KAPITEL
1
Die Pilzlamellen waren dunkelrot, fast schon violett. Sie hatten die Farbe durchtrennter Muskeln, die in so schauderhaftem Kontrast zum Blassrosa von Eingeweiden steht. Bei totem Wild oder sterbenden Soldaten hatte ich sie schon oft beobachtet, hier dagegen erschreckte sie mich.

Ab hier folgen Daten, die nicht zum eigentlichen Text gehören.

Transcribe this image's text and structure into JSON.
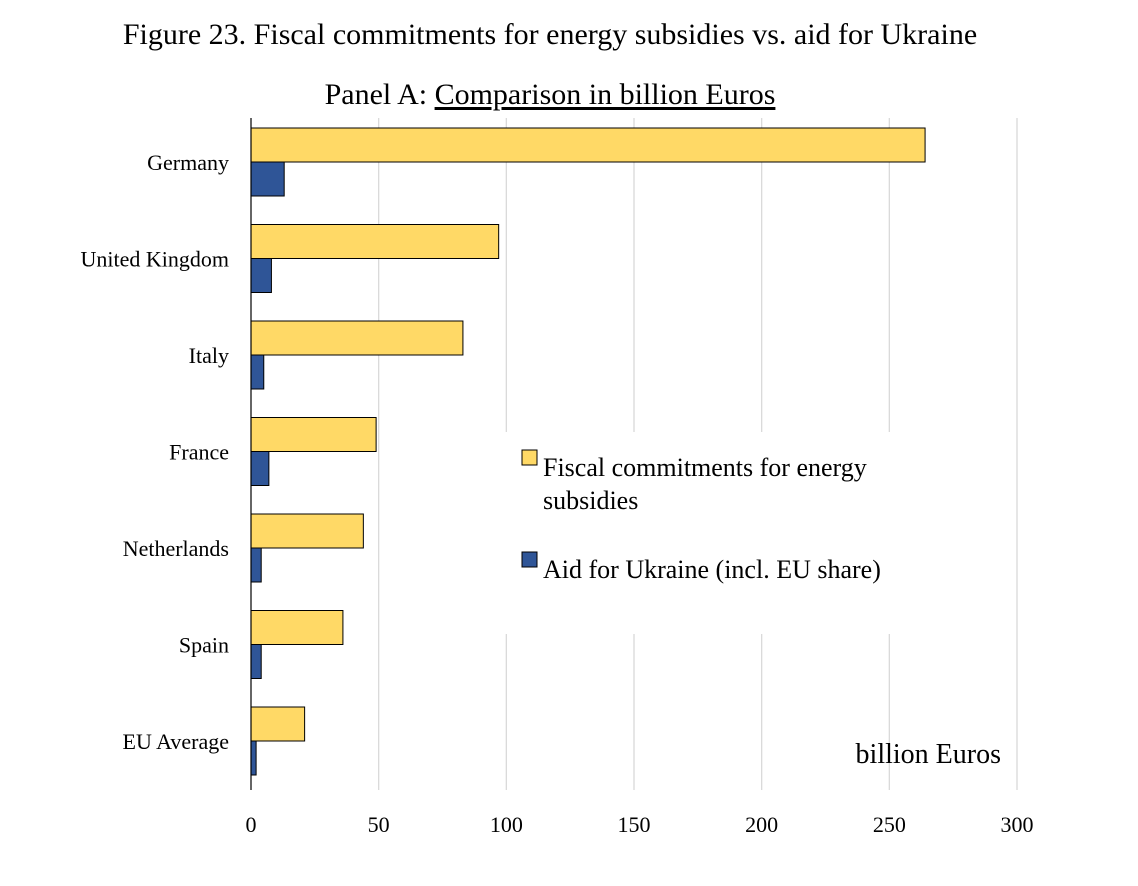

Womöglich wäre es weniger beunruhigend gewesen, hätten die Pilze nicht so sehr an rohes Fleisch erinnert. Die beigen Hüte glänzten feucht und wölbten sich aufgedunsen über den roten Lamellen. Sie wuchsen aus den Steinspalten des kleinen Bergsees wie Krebsgeschwüre aus der Haut eines Kranken. Ich verspürte den überwältigenden Drang, davor zurückzuweichen, mehr noch juckte es mich jedoch in den Fingern, mit einem Ast darin herumzustochern.
Dumpf meldete sich mein schlechtes Gewissen, weil ich die Reise unterbrochen hatte und abgestiegen war, um mir die Pilze genauer anzusehen, aber ich war müde. Und wichtiger noch: Mein Pferd war müde. Madelines Brief hatte über eine Woche bis zu mir gebraucht. Ganz gleich wie dringlich er formuliert war, fünf Minuten mehr oder weniger würden keinen Unterschied machen.
Hob, mein Hengst, war dankbar für die Pause, die Umgebung schien ihn allerdings verdrießlich zu stimmen. Er blickte zuerst auf das Gras und dann zu mir auf, als wollte er mir zu verstehen geben, dass es nicht seinen gewohnten Standards entsprach.